Desde muy pequeña, Mirtha fue una niña de carácter fuerte, con un espíritu inquieto y una imaginación desbordante. Pasaba los días jugando con sus hermanos, inventando historias sobre piratas escondidos en los montes o exploradores en busca de tesoros. En el verano, el sol doraba su piel y endurecía sus pies, acostumbrados a correr descalzos por la tierra seca y caliente.

Pero no todo era felicidad. En casa, la comida escaseaba. La guerra había dejado cicatrices profundas en su pueblo, y aunque la familia Giovanolli trabajaba la tierra con esfuerzo, el alimento nunca alcanzaba del todo. Eso la llevaba a trepar con cuidado a los árboles vecinos y arrancaba dos o tres duraznos y se los comía con el jugo escurriendo por la barbilla, disfrutando del dulzor que en su casa escaseaba.

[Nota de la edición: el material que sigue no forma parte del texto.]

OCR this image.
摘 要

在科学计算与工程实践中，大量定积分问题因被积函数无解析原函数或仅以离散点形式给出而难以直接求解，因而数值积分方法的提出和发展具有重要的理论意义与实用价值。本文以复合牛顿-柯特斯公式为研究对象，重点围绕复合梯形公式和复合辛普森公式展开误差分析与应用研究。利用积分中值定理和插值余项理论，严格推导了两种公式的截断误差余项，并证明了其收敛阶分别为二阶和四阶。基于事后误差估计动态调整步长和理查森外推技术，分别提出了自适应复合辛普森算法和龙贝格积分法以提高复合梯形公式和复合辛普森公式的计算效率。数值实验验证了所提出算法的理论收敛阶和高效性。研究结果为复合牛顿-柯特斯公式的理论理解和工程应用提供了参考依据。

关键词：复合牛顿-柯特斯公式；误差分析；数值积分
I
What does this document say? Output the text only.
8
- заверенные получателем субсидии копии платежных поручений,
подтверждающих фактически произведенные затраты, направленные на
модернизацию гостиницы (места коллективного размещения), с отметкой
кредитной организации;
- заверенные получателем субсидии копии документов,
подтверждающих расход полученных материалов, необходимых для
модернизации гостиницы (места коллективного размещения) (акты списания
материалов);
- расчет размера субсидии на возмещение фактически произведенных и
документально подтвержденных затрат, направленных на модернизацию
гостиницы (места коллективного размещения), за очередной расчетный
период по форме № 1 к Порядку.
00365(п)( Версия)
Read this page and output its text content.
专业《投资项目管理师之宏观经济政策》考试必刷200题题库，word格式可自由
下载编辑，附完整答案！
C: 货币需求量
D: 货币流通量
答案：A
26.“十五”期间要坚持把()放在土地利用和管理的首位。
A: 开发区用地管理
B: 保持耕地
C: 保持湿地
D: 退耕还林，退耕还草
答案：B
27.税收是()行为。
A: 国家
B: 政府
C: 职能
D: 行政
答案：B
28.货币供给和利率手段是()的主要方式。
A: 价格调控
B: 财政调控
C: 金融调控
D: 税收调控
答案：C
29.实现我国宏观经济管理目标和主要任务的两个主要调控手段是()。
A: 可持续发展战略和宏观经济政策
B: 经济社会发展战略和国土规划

Los días pasaban entre juegos y responsabilidades. Su madre y sus hermanas mayores tejían y cosían en el patio, mientras su padre y los hermanos varones trabajaban en la tierra. Cuando llegaba la hora de la cena, la familia se reunía en torno a la mesa de madera larga. Eran tiempos duros, pero en aquellos primeros años, Mirtha sentía que nada podía romper la felicidad de su mundo.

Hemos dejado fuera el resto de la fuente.